Boeing announced a major loss for 2022 on Wednesday, due to weakness in its defense unit, and warned of further problems with the supply chain. The American aircraft maker failed to meet Wall Street’s expectations in terms of revenue and earnings per share for the last quarter of the year.
Investor attention will also be drawn to next week’s meetings of the Bank of England and the European Central Bank, with traders looking for clues as to when central banks might become accommodative.
In the foreign exchange market, the dollar index, which measures the US currency against six major rivals, was 101.57, not far from the eight-month low of 101.51 it hit last week.

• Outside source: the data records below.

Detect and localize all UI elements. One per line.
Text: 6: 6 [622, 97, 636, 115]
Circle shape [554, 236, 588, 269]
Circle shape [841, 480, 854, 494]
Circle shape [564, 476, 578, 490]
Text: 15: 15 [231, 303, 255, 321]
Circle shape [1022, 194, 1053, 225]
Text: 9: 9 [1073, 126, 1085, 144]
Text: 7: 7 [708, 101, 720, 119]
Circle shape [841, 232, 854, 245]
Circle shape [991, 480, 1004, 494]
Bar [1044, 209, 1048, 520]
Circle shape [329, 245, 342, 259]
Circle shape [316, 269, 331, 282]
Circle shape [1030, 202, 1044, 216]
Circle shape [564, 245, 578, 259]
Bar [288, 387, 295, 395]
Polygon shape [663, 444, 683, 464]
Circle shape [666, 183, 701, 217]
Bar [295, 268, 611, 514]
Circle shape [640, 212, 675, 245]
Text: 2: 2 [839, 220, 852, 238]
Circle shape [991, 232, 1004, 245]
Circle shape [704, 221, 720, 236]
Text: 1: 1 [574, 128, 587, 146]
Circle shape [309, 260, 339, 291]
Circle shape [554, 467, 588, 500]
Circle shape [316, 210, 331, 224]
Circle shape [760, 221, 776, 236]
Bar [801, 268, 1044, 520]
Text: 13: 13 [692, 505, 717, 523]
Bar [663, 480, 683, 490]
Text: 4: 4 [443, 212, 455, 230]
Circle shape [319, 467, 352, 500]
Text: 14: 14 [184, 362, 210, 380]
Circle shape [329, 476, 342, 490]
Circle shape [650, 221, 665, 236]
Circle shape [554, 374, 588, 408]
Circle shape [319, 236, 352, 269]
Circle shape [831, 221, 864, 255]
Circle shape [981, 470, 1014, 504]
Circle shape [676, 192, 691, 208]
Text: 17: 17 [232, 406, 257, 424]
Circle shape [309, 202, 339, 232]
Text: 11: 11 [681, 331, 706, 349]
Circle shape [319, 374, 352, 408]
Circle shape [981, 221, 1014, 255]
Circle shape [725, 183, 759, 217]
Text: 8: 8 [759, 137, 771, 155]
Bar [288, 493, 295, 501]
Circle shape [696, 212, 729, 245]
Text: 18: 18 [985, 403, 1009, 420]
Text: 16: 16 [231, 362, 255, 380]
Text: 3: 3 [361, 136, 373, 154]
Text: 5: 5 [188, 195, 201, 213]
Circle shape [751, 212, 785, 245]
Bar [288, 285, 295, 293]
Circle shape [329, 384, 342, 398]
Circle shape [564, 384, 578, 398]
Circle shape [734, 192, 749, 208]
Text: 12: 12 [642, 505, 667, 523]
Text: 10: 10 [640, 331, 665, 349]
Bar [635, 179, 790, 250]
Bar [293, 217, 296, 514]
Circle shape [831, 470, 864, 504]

The Japanese yen strengthened 0.32% to 129.19 to the dollar, while the pound was trading at $1.2407, up 0.06% on the day.
The 10-year Treasury yield fell 1.7 basis points to 3.445%, while the 30-year Treasury yield fell 2.2 basis points to 3.602%.
A closely watched part of the US Treasury yield curve, which measures the spread between two-year and 10-year Treasury yields, considered a gauge of economic expectations, was -68.8 basis points. The inversion of this curve has predicted eight of the last nine recessions, according to analysts.
The yield on two-year US Treasuries, which generally moves in line with interest rate expectations, fell 0.6 basis points to 4.131%.
Oil prices rose as US crude inventories rose less than expected. West Texas Intermediate (WTI) crude rose 0.42% to $80.49 a barrel and Brent crude to $86.24, up 0.14% on the day. [O/R]
Gold prices hit a nine-month high on Thursday, with spot gold holding steady at $1,946.73 an ounce after hitting its highest level since April 2022.